Welcome to the Mighty manual! Getting started is easy, just download and extract the application, then start a server with a default configuration and model.
Step 1. Download
Mighty is a small executable with some minimal dependencies (also small), that does not need to be installed - it is simply run from the location you extract it to. The only requirements are curl and hwloc.
#Install dependencies sudo apt-get install curl hwloc libhwloc-dev #Download the application curl http://max.io/mighty-linux.tar.gz tar -zxf mighty-linux.tar.gz cd mighty
Step 2. Start Mighty
Start the server using the `mighty` executable in the extracted directory. Without any arguments, this will start a server that will serve an embeddings endpoint using the default model.
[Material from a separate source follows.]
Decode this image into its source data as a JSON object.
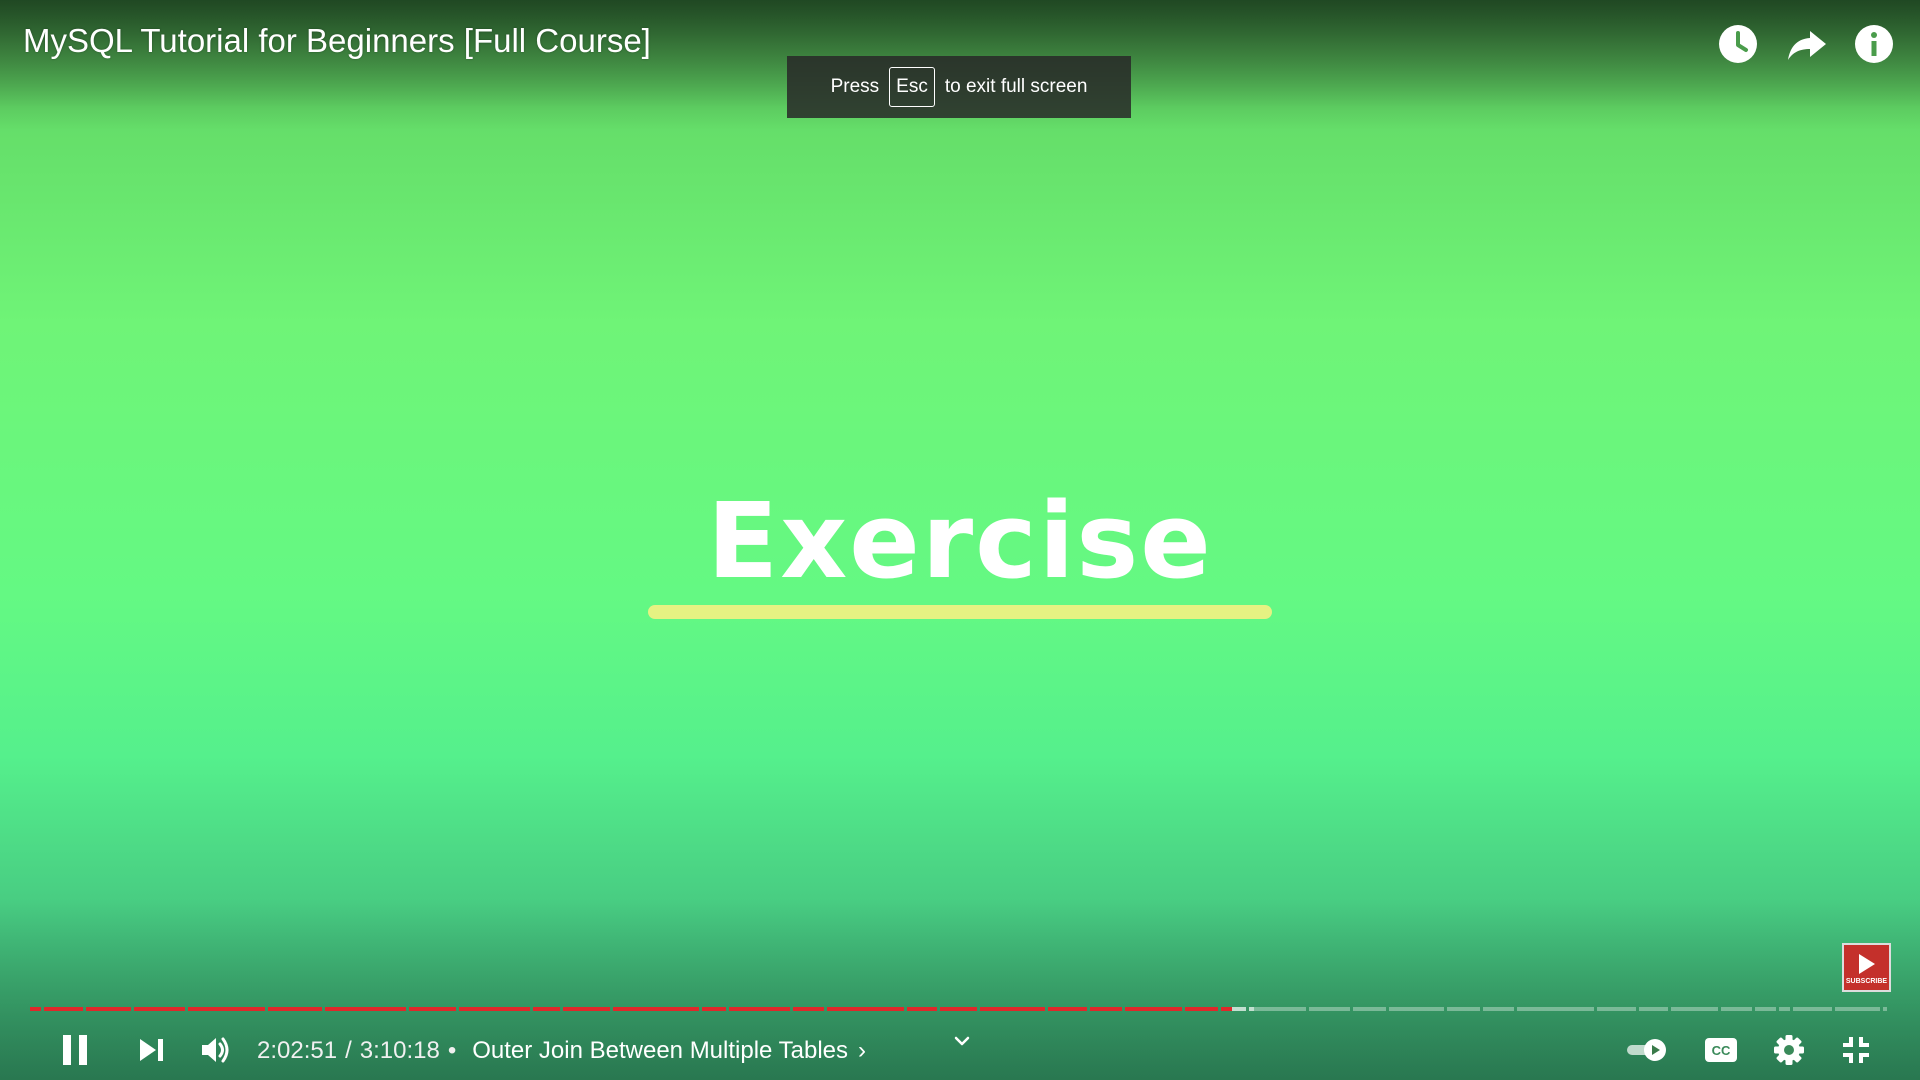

./mighty >Mighty server for embeddings is listening on http://localhost:5050
Step 3. Inference!
When the server is running, in another terminal or browser, you can make a request to http://localhost:5050/?text=Hello+Mighty. to get an inference response, by providing some text in the querystring - in this example you will retrieve the embeddings for the phrase `Hello Mighty.`
curl http://localhost:5050/\?text=Hello+Mighty. >{ > "took":12, > "text":"Hello mighty.", > "shape":[5,384], > "outputs":[[0.066911593079,0.162673592567,...,-0.233405888080]] >}
The server returns how long the request took, the text you provided, the output embeddings, and the shape of the embeddings. "Hello Mighty." has 5 tokens, and the embedding dimensions are 384 for the default model. That gives the shape of `[5,384]`. The outputs and this other information can be readily used in your application by making a simple http request to your Mighty server!
Step 4. Stopping the server
You can always stop the server from the terminal in which you opened it using `Ctrl-C`. From another terminal, you can execute `pkill mighty` to kill the process - don't worry, it's safe! Mighty is stateless and can't lose data.
It is common to execute mighty to run as a background process by appending an `&` to the command: `./mighty &`. This will print the startup information and then stay in the background, ready to be stopped anytime with the `pkill mighty` command.